Near-zero-overhead, in-process CPython frame stack sampler with async support
Echion is an in-process CPython frame stack sampler. It can achieve near-zero-overhead, similar to Austin, by sampling the frame stack of each thread without holding the GIL. Native stacks can be sampled too, but the overhead is higher.
Echion is also the first example of a high-performance sampling async profiler for CPython.
Currently Echion is available to install from PyPI with
pip install echion
Alternativey, if a wheel is not available for your combination of platform and architecture, it can be installed from sources with
pip install git+https://github.com/p403n1x87/echion
Compilation requires a C++ compiler and static versions of the libunwind
and
lzma
libraries.
The following is the output of the echion --help
command.
usage: echion [-h] [-i INTERVAL] [-c] [-n] [-o OUTPUT] [-s] [-w] [-v] [-V] ...
In-process CPython frame stack sampler
positional arguments:
command Command string to execute.
options:
-h, --help show this help message and exit
-i INTERVAL, --interval INTERVAL
sampling interval in microseconds
-c, --cpu sample on-CPU stacks only
-x EXPOSURE, --exposure EXPOSURE
exposure time, in seconds
-m, --memory Collect memory allocation events
-n, --native sample native stacks
-o OUTPUT, --output OUTPUT
output location (can use %(pid) to insert the process ID)
-p PID, --pid PID Attach to the process with the given PID
-s, --stealth stealth mode (sampler thread is not accounted for)
-w WHERE, --where WHERE
where mode: display thread stacks of the given process
-v, --verbose verbose logging
-V, --version show program's version number and exit
The output is written to a file specified with the --output
option. Curretly, this is in
the format of the normal Austin format, that is collapsed stacks with
metadata at the top. This makes it easy to re-use existing visualisation tools,
like the Austin VS Code extension.
Supported platforms: Linux (amd64, i686), Darwin (amd64, aarch64)
Supported interpreters: CPython 3.8-3.11
Attaching to a process (including in where mode) requires extra permissions. On
Unix, you can attach to a running process with sudo
. On Linux, one may also
set the ptrace scope to 0
with sudo sysctl kernel.yama.ptrace_scope=0
to
allow attaching to any process. However, this is not recommended for security
reasons.
The where mode is similar to Austin's where mode, that is Echion will dump the stacks of all running threads to standard error. This is useful for debugging deadlocks and other issues that may occur in a running process.
When running or attaching to a process, you can also send a SIGQUIT
signal to
dump the stacks of all running threads.

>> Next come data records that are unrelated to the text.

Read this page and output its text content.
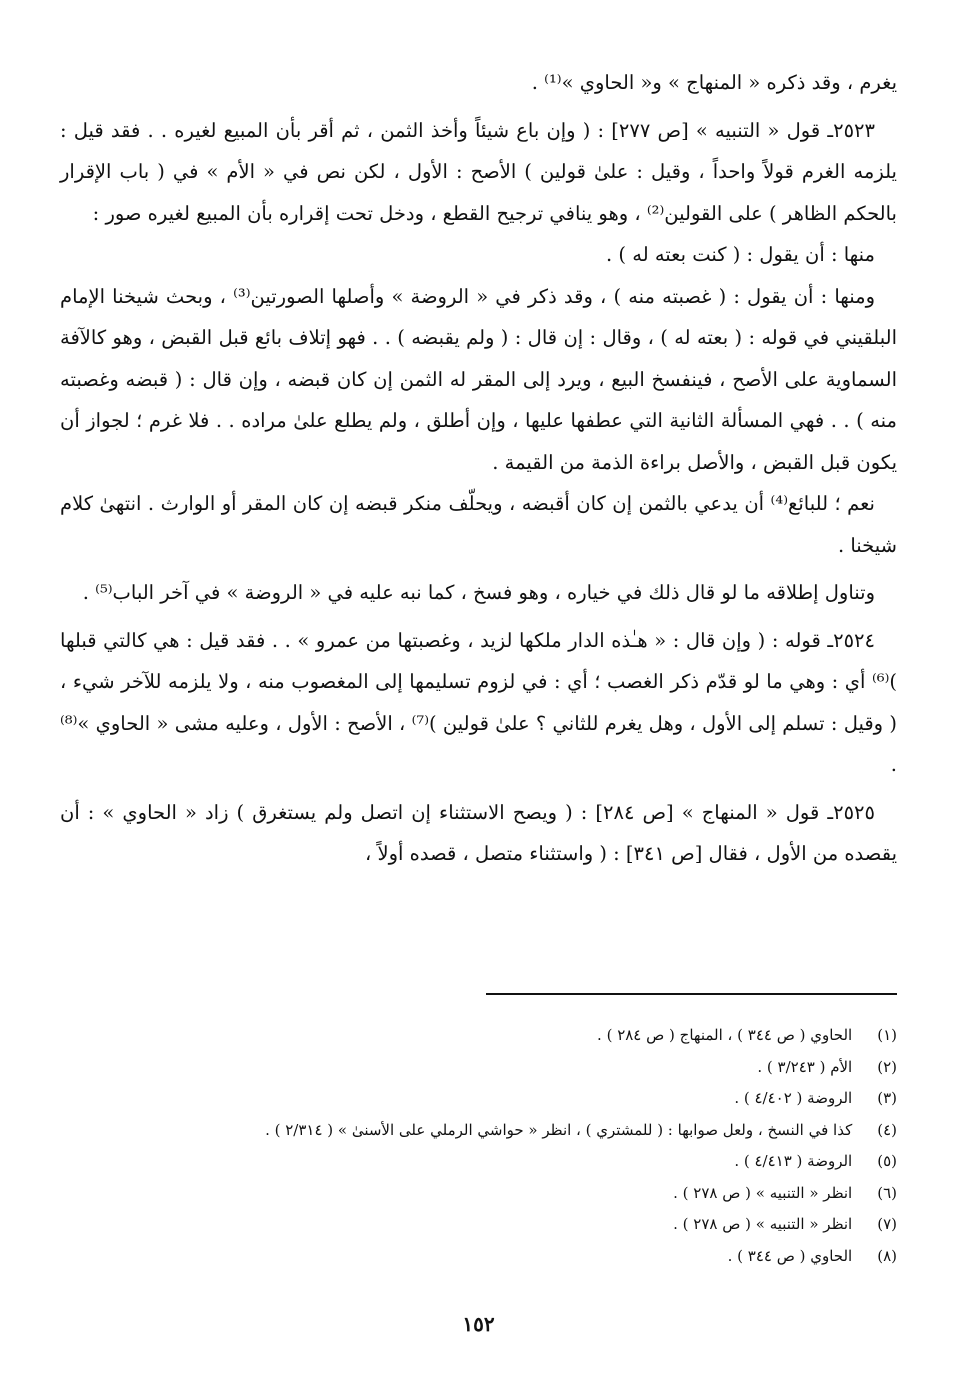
يغرم ، وقد ذكره « المنهاج » و« الحاوي »⁽¹⁾ .

٢٥٢٣ـ قول « التنبيه » [ص ٢٧٧] : ( وإن باع شيئاً وأخذ الثمن ، ثم أقر بأن المبيع لغيره . . فقد قيل : يلزمه الغرم قولاً واحداً ، وقيل : علىٰ قولين ) الأصح : الأول ، لكن نص في « الأم » في ( باب الإقرار بالحكم الظاهر ) على القولين⁽²⁾ ، وهو ينافي ترجيح القطع ، ودخل تحت إقراره بأن المبيع لغيره صور :

منها : أن يقول : ( كنت بعته له ) .

ومنها : أن يقول : ( غصبته منه ) ، وقد ذكر في « الروضة » وأصلها الصورتين⁽³⁾ ، وبحث شيخنا الإمام البلقيني في قوله : ( بعته له ) ، وقال : إن قال : ( ولم يقبضه ) . . فهو إتلاف بائع قبل القبض ، وهو كالآفة السماوية على الأصح ، فينفسخ البيع ، ويرد إلى المقر له الثمن إن كان قبضه ، وإن قال : ( قبضه وغصبته منه ) . . فهي المسألة الثانية التي عطفها عليها ، وإن أطلق ، ولم يطلع علىٰ مراده . . فلا غرم ؛ لجواز أن يكون قبل القبض ، والأصل براءة الذمة من القيمة .

نعم ؛ للبائع⁽⁴⁾ أن يدعي بالثمن إن كان أقبضه ، ويحلّف منكر قبضه إن كان المقر أو الوارث . انتهىٰ كلام شيخنا .

وتناول إطلاقه ما لو قال ذلك في خياره ، وهو فسخ ، كما نبه عليه في « الروضة » في آخر الباب⁽⁵⁾ .

٢٥٢٤ـ قوله : ( وإن قال : « هـٰذه الدار ملكها لزيد ، وغصبتها من عمرو » . . فقد قيل : هي كالتي قبلها )⁽⁶⁾ أي : وهي ما لو قدّم ذكر الغصب ؛ أي : في لزوم تسليمها إلى المغصوب منه ، ولا يلزمه للآخر شيء ، ( وقيل : تسلم إلى الأول ، وهل يغرم للثاني ؟ علىٰ قولين )⁽⁷⁾ ، الأصح : الأول ، وعليه مشى « الحاوي »⁽⁸⁾ .

٢٥٢٥ـ قول « المنهاج » [ص ٢٨٤] : ( ويصح الاستثناء إن اتصل ولم يستغرق ) زاد « الحاوي » : أن يقصده من الأول ، فقال [ص ٣٤١] : ( واستثناء متصل ، قصده أولاً ،

(١) الحاوي ( ص ٣٤٤ ) ، المنهاج ( ص ٢٨٤ ) .
(٢) الأم ( ٣/٢٤٣ ) .
(٣) الروضة ( ٤/٤٠٢ ) .
(٤) كذا في النسخ ، ولعل صوابها : ( للمشتري ) ، انظر « حواشي الرملي على الأسنىٰ » ( ٢/٣١٤ ) .
(٥) الروضة ( ٤/٤١٣ ) .
(٦) انظر « التنبيه » ( ص ٢٧٨ ) .
(٧) انظر « التنبيه » ( ص ٢٧٨ ) .
(٨) الحاوي ( ص ٣٤٤ ) .
١٥٢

The result is similar to the where mode.
You can normally send a SIGQUIT
signal with the CTRL+\
key combination.
Besides wall time and CPU time, Echion can be used to profile memory allocations. In this mode, Echion tracks the Python memory domain allocators and accounts for each single event. Because of the tracing nature, this mode introduces considerable overhead, but gives pretty accurate results that can be used to investigate potential memory leaks. To fully understand that data that is collected in this mode, one should be aware of how Echion tracks allocations and deallocations. When an allocation is made, Echion records the frame stack that was involved and maps it to the returned memory address. When a deallocation for a tracked memory address is made, the freed memory is accounted for the same stack. Therefore, objects that are allocated and deallocated during the tracking period account for a total of 0 allocated bytes. This means that all the non-negative values reported by Echion represent memory that was still allocated by the time the tracking ended.
Since Echion 0.3.0.
Sampling in-process comes with some benefits. One has easier access to more
information, like thread names, and potentially the task abstraction of async
frameworks, like asyncio
, gevent
, ... . Also available is more accurate
per-thread CPU timing information.
Currently, Echion supports sampling asyncio-based applications, but not in native mode. This makes Echion the very first example of an async profiler for CPython.
Echion relies on some assumptions to collect and sample all the running threads without holding the GIL. This makes Echion very similar to tools like Austin. However, some features, like multiprocess support, are more complicated to handle and would require the use of e.g. IPC solutions. Furthermore, Echion normally requires that you install it within your environment, wheareas Austin can be installed indepdendently.
On a fundamental level, there is one key assumption that Echion relies upon:
The interpreter state object lives as long as the CPython process itself.
All unsafe memory reads are performed indirectly via copies of data structure
obtained with the use of system calls like process_vm_readv
. This is
essentially what allows Echion to run its sampling thread without the GIL.
As for attaching to a running process, we make use of the hypno library to inject Python code that bootstraps Echion into the target process.